Monday, March 21, 2016

Is the Planet in the Midst of Rebounding from the Little Ice Age?

Two events dominate the history, as opposed to prehistory, of the planet’s climate: the ‘Medieval Warm Period’ and the ‘Little Ice Age.’ These represent statistical outliers, the high points and the low points of measured global temperature.

These measurements are based on tree-rings, the recorded advance and retreat of glaciers, written records of rainfall and of snowfall, written records about when rivers and lakes froze over, etc.

For its purposes, the Intergovernmental Panel on Climate Change (IPCC) defines the ‘Little Ice Age’ as lasting from 1450 to 1850, while the ‘Medieval Climate Anomaly’ runs from 950 to 1250.

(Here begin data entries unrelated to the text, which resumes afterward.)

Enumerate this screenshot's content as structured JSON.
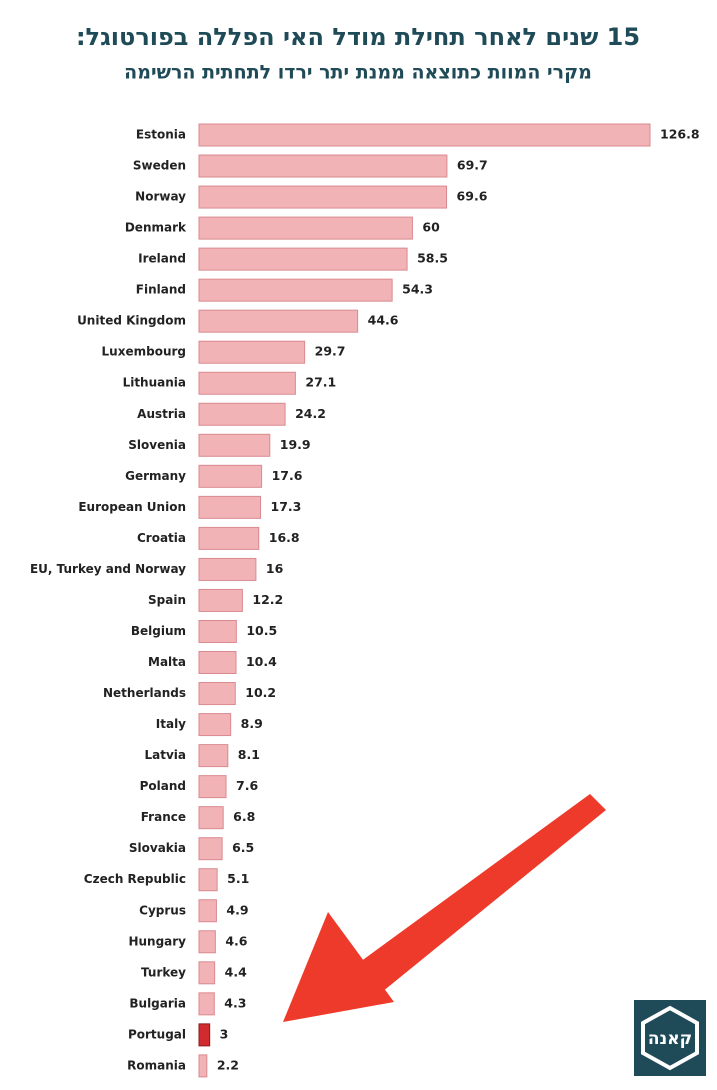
{
  "chart_data": {
    "type": "hbar",
    "title": "15 שנים לאחר תחילת מודל האי הפללה בפורטוגל:",
    "subtitle": "מקרי המוות כתוצאה ממנת יתר ירדו לתחתית הרשימה",
    "categories": [
      "Estonia",
      "Sweden",
      "Norway",
      "Denmark",
      "Ireland",
      "Finland",
      "United Kingdom",
      "Luxembourg",
      "Lithuania",
      "Austria",
      "Slovenia",
      "Germany",
      "European Union",
      "Croatia",
      "EU, Turkey and Norway",
      "Spain",
      "Belgium",
      "Malta",
      "Netherlands",
      "Italy",
      "Latvia",
      "Poland",
      "France",
      "Slovakia",
      "Czech Republic",
      "Cyprus",
      "Hungary",
      "Turkey",
      "Bulgaria",
      "Portugal",
      "Romania"
    ],
    "values": [
      126.8,
      69.7,
      69.6,
      60,
      58.5,
      54.3,
      44.6,
      29.7,
      27.1,
      24.2,
      19.9,
      17.6,
      17.3,
      16.8,
      16,
      12.2,
      10.5,
      10.4,
      10.2,
      8.9,
      8.1,
      7.6,
      6.8,
      6.5,
      5.1,
      4.9,
      4.6,
      4.4,
      4.3,
      3,
      2.2
    ],
    "colors": [
      "#f2b3b6",
      "#f2b3b6",
      "#f2b3b6",
      "#f2b3b6",
      "#f2b3b6",
      "#f2b3b6",
      "#f2b3b6",
      "#f2b3b6",
      "#f2b3b6",
      "#f2b3b6",
      "#f2b3b6",
      "#f2b3b6",
      "#f2b3b6",
      "#f2b3b6",
      "#f2b3b6",
      "#f2b3b6",
      "#f2b3b6",
      "#f2b3b6",
      "#f2b3b6",
      "#f2b3b6",
      "#f2b3b6",
      "#f2b3b6",
      "#f2b3b6",
      "#f2b3b6",
      "#f2b3b6",
      "#f2b3b6",
      "#f2b3b6",
      "#f2b3b6",
      "#f2b3b6",
      "#d12a2f",
      "#f2b3b6"
    ],
    "logo": "קאנה"
  }
}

These two eras both occurred before significant industrialization and before the use of fossil fuels in significant quantities, and can therefore be said to be non-anthropogenic.

The IPCC notes that “most glaciers around the globe have been shrinking since the end of the Little Ice Age.” If the Little Ice Age lasted approximately 400 years, and we are now a little more than a century since its end, current glacial retreat patterns may be attributed, in part, to the plant’s return to its equilibrium, i.e., to temperatures held prior to the Little Ice Age.

Beginning and ending points for the Little Ice Age cannot be precisely determined. It was a generalized trend. Some scholars mark the endpoint nearer to 1800 than 1850.

But, although an exact endpoint cannot be given, it nonetheless makes sense that the end of the Little Ice Age would mark the beginning of a non-anthropogenic warming trend around the globe. The IPCC reports that “most permafrost has been degrading since the Little Ice Age.”

It would be remarkable if, at the end of a four-century-long cold era, the plant did not warm. Tautologically, that is the definition of the end of a cold age: planetary warming.

As the two extremes of measured historic planetary temperature, the Medieval Climate Anomaly and the Little Ice Age constitute reference points for other eras, including the current one.

By contrast, previous Ice Ages were not historic, but prehistoric, there being no direct observations and written records of them.

What caused these two outliers? Any answer must be merely speculative, but some scholars note that ice core samples from polar regions show that wide swings in atmospheric carbon dioxide levels, non-anthropogenic in origin, may have accompanied both the Little Ice Age and the Medieval Warm Period.